Awarded annually for a first novel written in English and published in the UK, the prize is named after literary agent and publisher Desmond Elliott and run by the National Centre for Writing in Norwich. This year's prize is chaired by author and former winner Lisa McInerney, who is joined by writer Chitra Ramaswamy and book reviewer and broadcaster Simon Savidge.
The all-female shortlist for the £10,000 prize sees Williams recognised for her etymology-inspired The Liar's Dictionary (William Heinemann) weeks after winning the Society of Authors' Betty Trask Award. McInerney praised Williams’ “irresistible passion for words and her canny understanding of language’s subversive potential” as well as the "compelling love story". It is focused around "Swansby's New Encyclopaedic Dictionary" which is filled with fictitious entries by a man wishing to make his lasting mark while intern Mallory must uncover them before the dictionary can be digitised for modern readers. Williams’ short story collection Attrib. And Other Stories (Influx) won the James Tait Black Prize and the Republic of Consciousness Prize and was longlisted for the Dylan Thomas Prize.
Poet Blakemore’s novel, The Manningtree Witches (Granta Books), presents “an original take on a real historical horror” according to McInerney, and is “startlingly empathetic, stirring and certain from the first page”. Set in the witch trials of 1643, prize organisers said it “plunges its readers into the fever and menace of the English witch trials, where suspicion, mistrust and betrayal ran amok as the power of men went unchecked and the integrity of women went undefended”. Blakemore has previously been published by Eyewear and Offord Road Books and won the 2019 Ledbury Forte Prize for Best Second Collection.
Watson (pictured), assistant arts editor at the Financial Times, is shortlisted for her first book little scratch (Faber) which “wields the eccentricities of little scratch with conviction”, and “tackles trauma with unexpected and complex lightness", McInerney said. The novel tells the story of a day in the life of an unnamed woman processing sexual violence while clock-watching, navigating office politics and scrolling WhatsApp notifications.

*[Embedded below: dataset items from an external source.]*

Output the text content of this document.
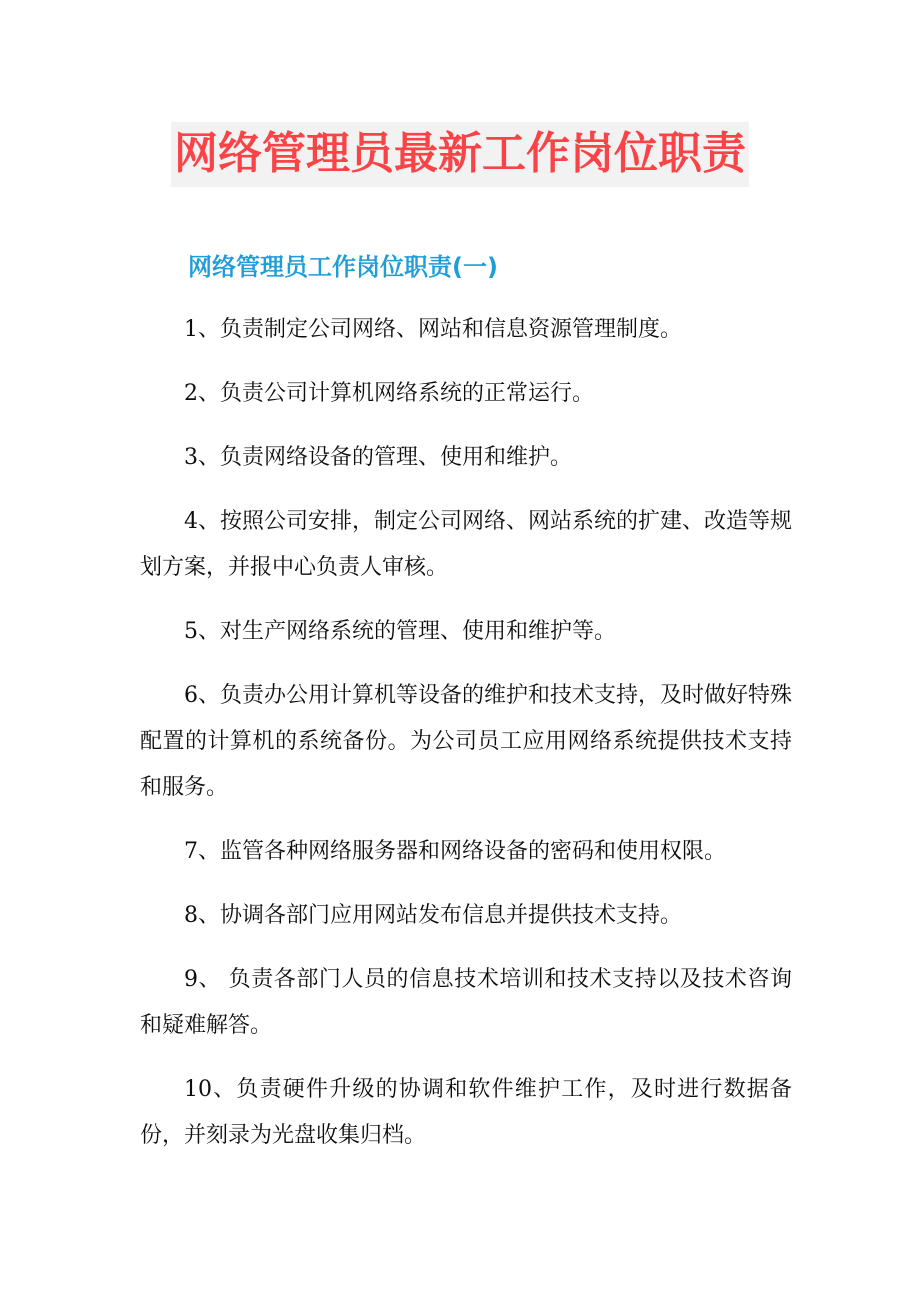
网络管理员最新工作岗位职责
网络管理员工作岗位职责(一)

1、负责制定公司网络、网站和信息资源管理制度。

2、负责公司计算机网络系统的正常运行。

3、负责网络设备的管理、使用和维护。

4、按照公司安排，制定公司网络、网站系统的扩建、改造等规划方案，并报中心负责人审核。

5、对生产网络系统的管理、使用和维护等。

6、负责办公用计算机等设备的维护和技术支持，及时做好特殊配置的计算机的系统备份。为公司员工应用网络系统提供技术支持和服务。

7、监管各种网络服务器和网络设备的密码和使用权限。

8、协调各部门应用网站发布信息并提供技术支持。

9、 负责各部门人员的信息技术培训和技术支持以及技术咨询和疑难解答。

10、负责硬件升级的协调和软件维护工作，及时进行数据备份，并刻录为光盘收集归档。
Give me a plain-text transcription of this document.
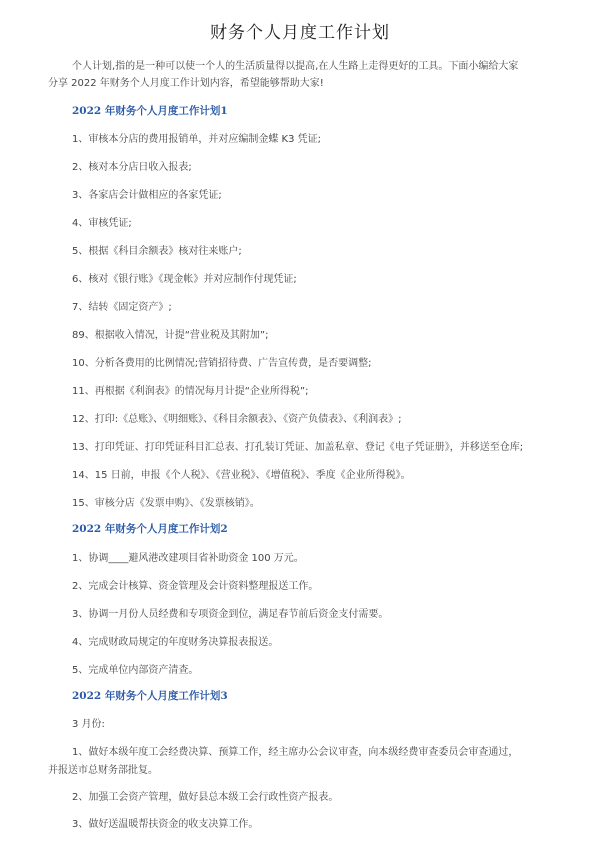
财务个人月度工作计划
个人计划,指的是一种可以使一个人的生活质量得以提高,在人生路上走得更好的工具。下面小编给大家
分享 2022 年财务个人月度工作计划内容，希望能够帮助大家!
2022 年财务个人月度工作计划1
1、审核本分店的费用报销单，并对应编制金蝶 K3 凭证;
2、核对本分店日收入报表;
3、各家店会计做相应的各家凭证;
4、审核凭证;
5、根据《科目余额表》核对往来账户;
6、核对《银行账》《现金帐》并对应制作付现凭证;
7、结转《固定资产》;
89、根据收入情况，计提“营业税及其附加”;
10、分析各费用的比例情况;营销招待费、广告宣传费，是否要调整;
11、再根据《利润表》的情况每月计提“企业所得税”;
12、打印:《总账》、《明细账》、《科目余额表》、《资产负债表》、《利润表》;
13、打印凭证、打印凭证科目汇总表、打孔装订凭证、加盖私章、登记《电子凭证册》，并移送至仓库;
14、15 日前，申报《个人税》、《营业税》、《增值税》、季度《企业所得税》。
15、审核分店《发票申购》、《发票核销》。
2022 年财务个人月度工作计划2
1、协调____避风港改建项目省补助资金 100 万元。
2、完成会计核算、资金管理及会计资料整理报送工作。
3、协调一月份人员经费和专项资金到位，满足春节前后资金支付需要。
4、完成财政局规定的年度财务决算报表报送。
5、完成单位内部资产清查。
2022 年财务个人月度工作计划3
3 月份:
1、做好本级年度工会经费决算、预算工作，经主席办公会议审查，向本级经费审查委员会审查通过，
并报送市总财务部批复。
2、加强工会资产管理，做好县总本级工会行政性资产报表。
3、做好送温暖帮扶资金的收支决算工作。
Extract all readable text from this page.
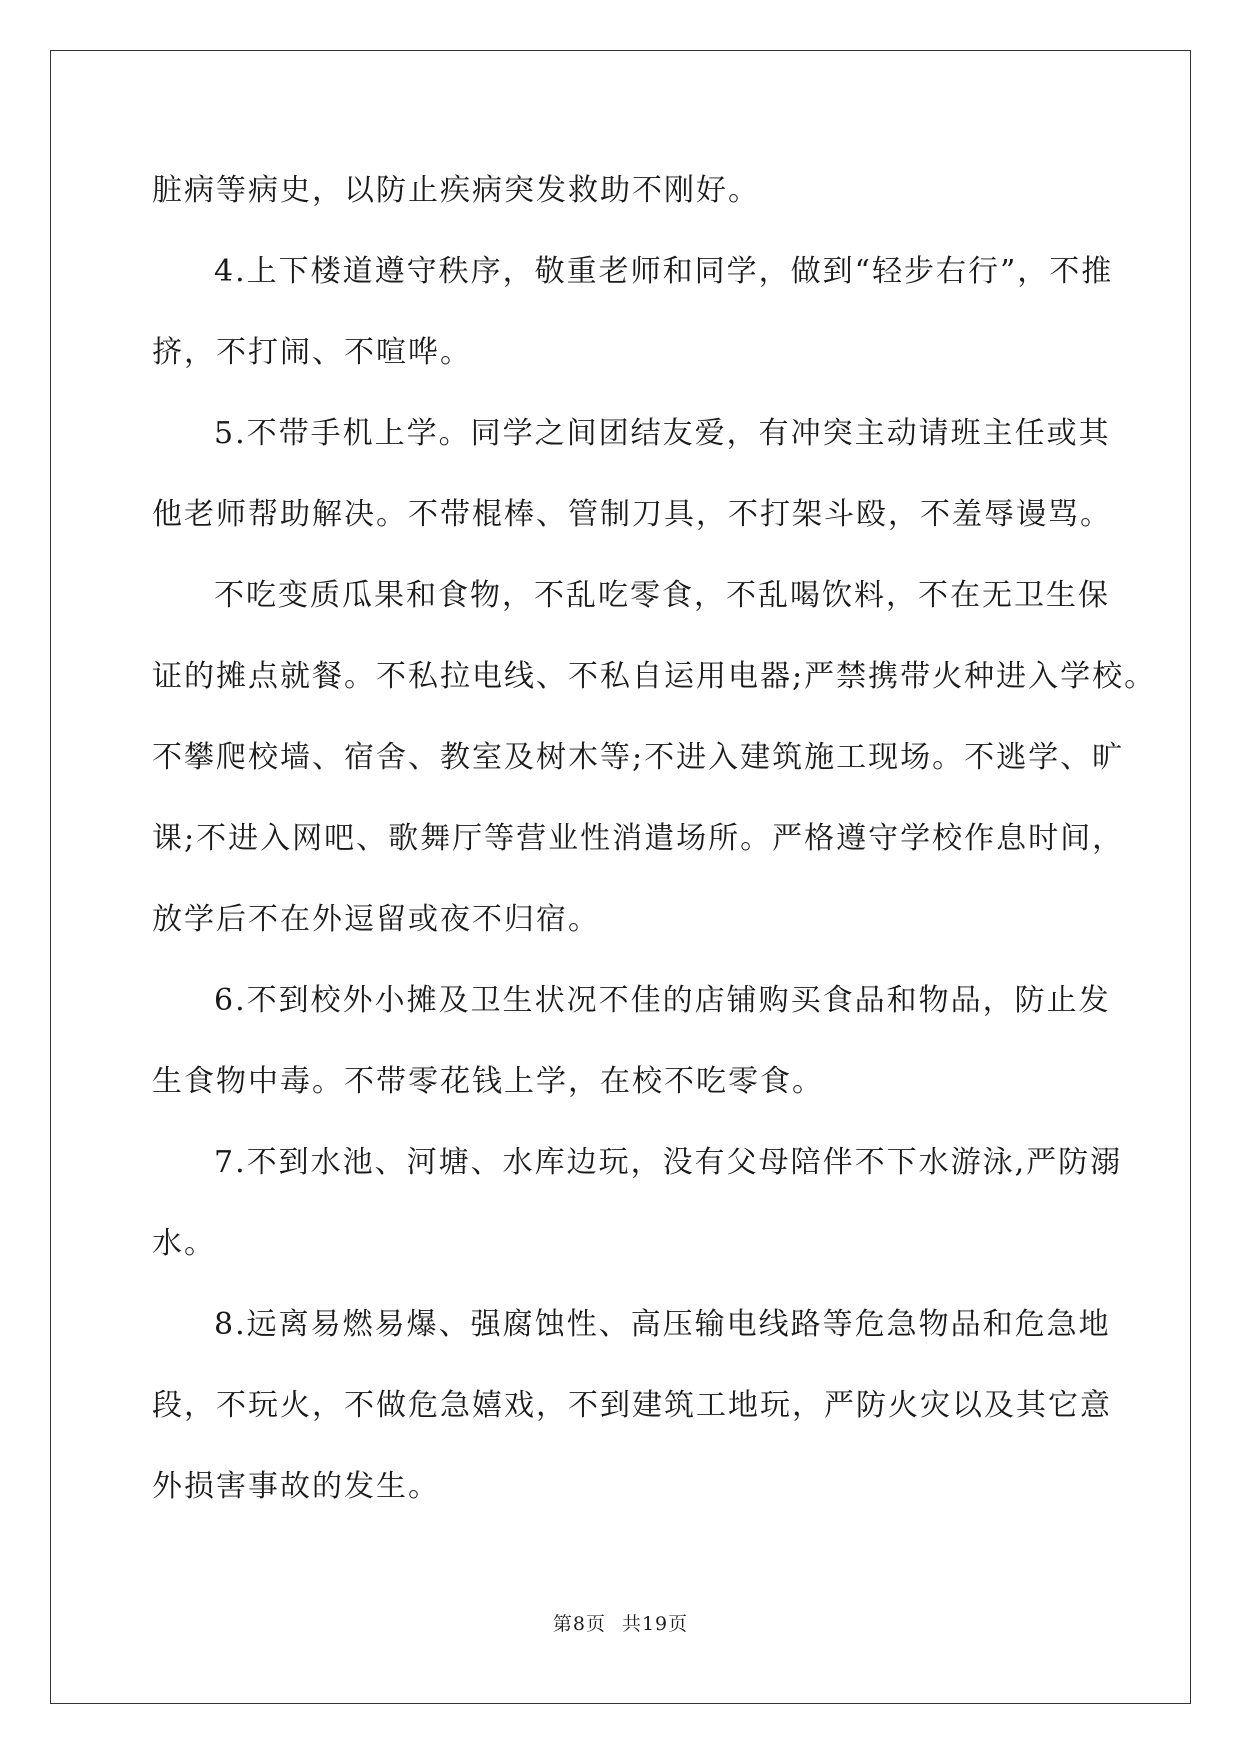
脏病等病史，以防止疾病突发救助不刚好。
4.上下楼道遵守秩序，敬重老师和同学，做到“轻步右行”，不推
挤，不打闹、不喧哗。
5.不带手机上学。同学之间团结友爱，有冲突主动请班主任或其
他老师帮助解决。不带棍棒、管制刀具，不打架斗殴，不羞辱谩骂。
不吃变质瓜果和食物，不乱吃零食，不乱喝饮料，不在无卫生保
证的摊点就餐。不私拉电线、不私自运用电器;严禁携带火种进入学校。
不攀爬校墙、宿舍、教室及树木等;不进入建筑施工现场。不逃学、旷
课;不进入网吧、歌舞厅等营业性消遣场所。严格遵守学校作息时间，
放学后不在外逗留或夜不归宿。
6.不到校外小摊及卫生状况不佳的店铺购买食品和物品，防止发
生食物中毒。不带零花钱上学，在校不吃零食。
7.不到水池、河塘、水库边玩，没有父母陪伴不下水游泳,严防溺
水。
8.远离易燃易爆、强腐蚀性、高压输电线路等危急物品和危急地
段，不玩火，不做危急嬉戏，不到建筑工地玩，严防火灾以及其它意
外损害事故的发生。
第8页 共19页
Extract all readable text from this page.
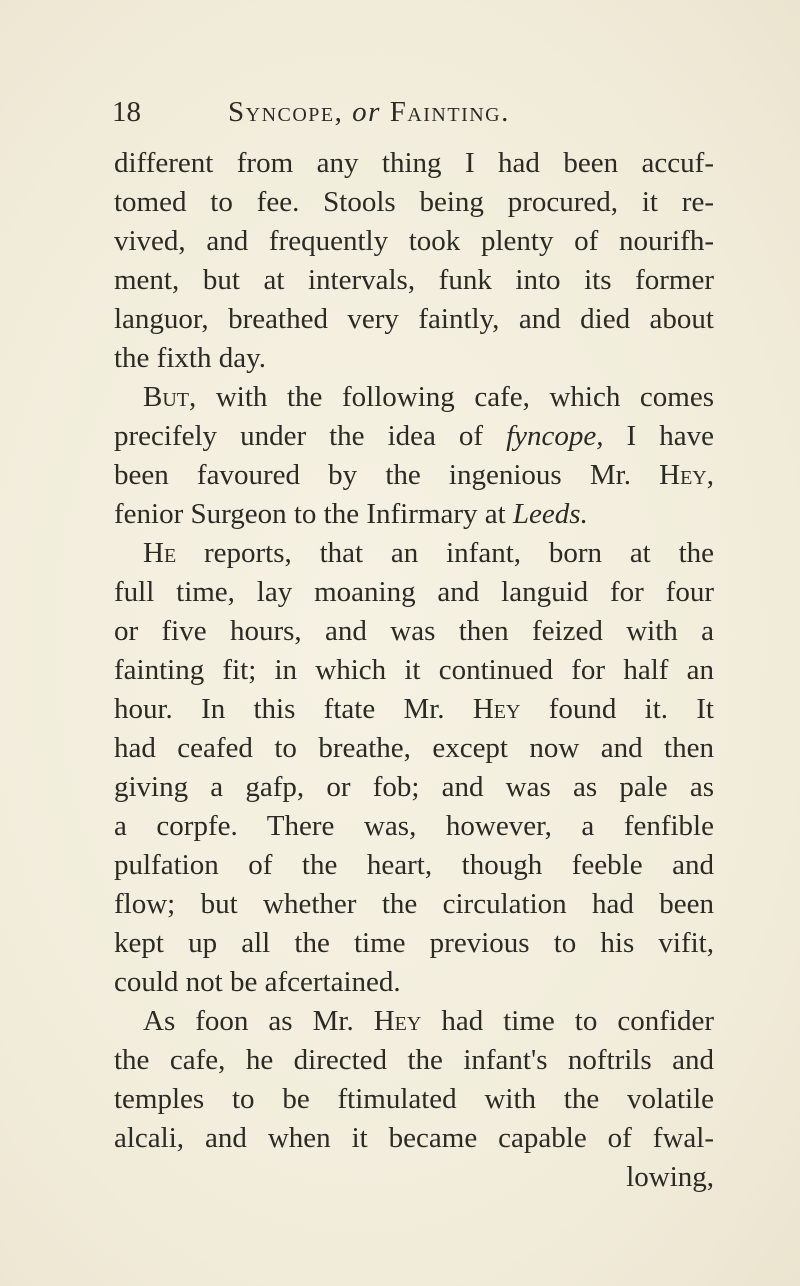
18	Syncope, or Fainting.
different from any thing I had been accuf-
tomed to fee. Stools being procured, it re-
vived, and frequently took plenty of nourifh-
ment, but at intervals, funk into its former
languor, breathed very faintly, and died about
the fixth day.
 But, with the following cafe, which comes
precifely under the idea of fyncope, I have
been favoured by the ingenious Mr. Hey,
fenior Surgeon to the Infirmary at Leeds.
 He reports, that an infant, born at the
full time, lay moaning and languid for four
or five hours, and was then feized with a
fainting fit; in which it continued for half an
hour. In this ftate Mr. Hey found it. It
had ceafed to breathe, except now and then
giving a gafp, or fob; and was as pale as
a corpfe. There was, however, a fenfible
pulfation of the heart, though feeble and
flow; but whether the circulation had been
kept up all the time previous to his vifit,
could not be afcertained.
 As foon as Mr. Hey had time to confider
the cafe, he directed the infant's noftrils and
temples to be ftimulated with the volatile
alcali, and when it became capable of fwal-
lowing,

In 2018, Watson was shortlisted for the White Review Short Story Prize.
Award organisers said that all three titles on the shortlist "explore themes of self-discovery and language, as well as the nuances of British history and culture, through the lens of female experience". The entries were whittled down from an indie-dominated longlist of 10 titles announced in April.
The Desmond Elliott Prize sits alongside two other prizes on the centre’s Early Career Awards portfolio. Also included is the University of East Anglia (UEA) New Forms Award, worth £4,000, for an innovative and daring new voice in fiction, with I R Franklin, Charlotte Geater and James Wilkes all shortlisted. The Laura Kinsella Fellowship, also worth £4,000, honours an exceptional writer who has experienced limiting circumstances, with shortlisted authors including Maritsa Farah Baksh, Harminder Kaur and Annie Walmsley.
Peggy Hughes, programme director at the National Centre for Writing, said: “We’re delighted to reveal the shortlisted names for the Desmond Elliott Prize, the Laura Kinsella Fellowship and the UEA New Forms Award: a hugely talented, innovative and exciting set of writers. It is no easy task for our judges to whittle the longlists down to shortlists of three and we very much enjoyed hearing Lisa, Chitra and Simon’s thoughts on these captivating and thought-provoking titles.”
The winners of all three awards will be announced on 1st July, and all will benefit from a tailored programme of support from the National Centre for Writing, supported by Arts Council England.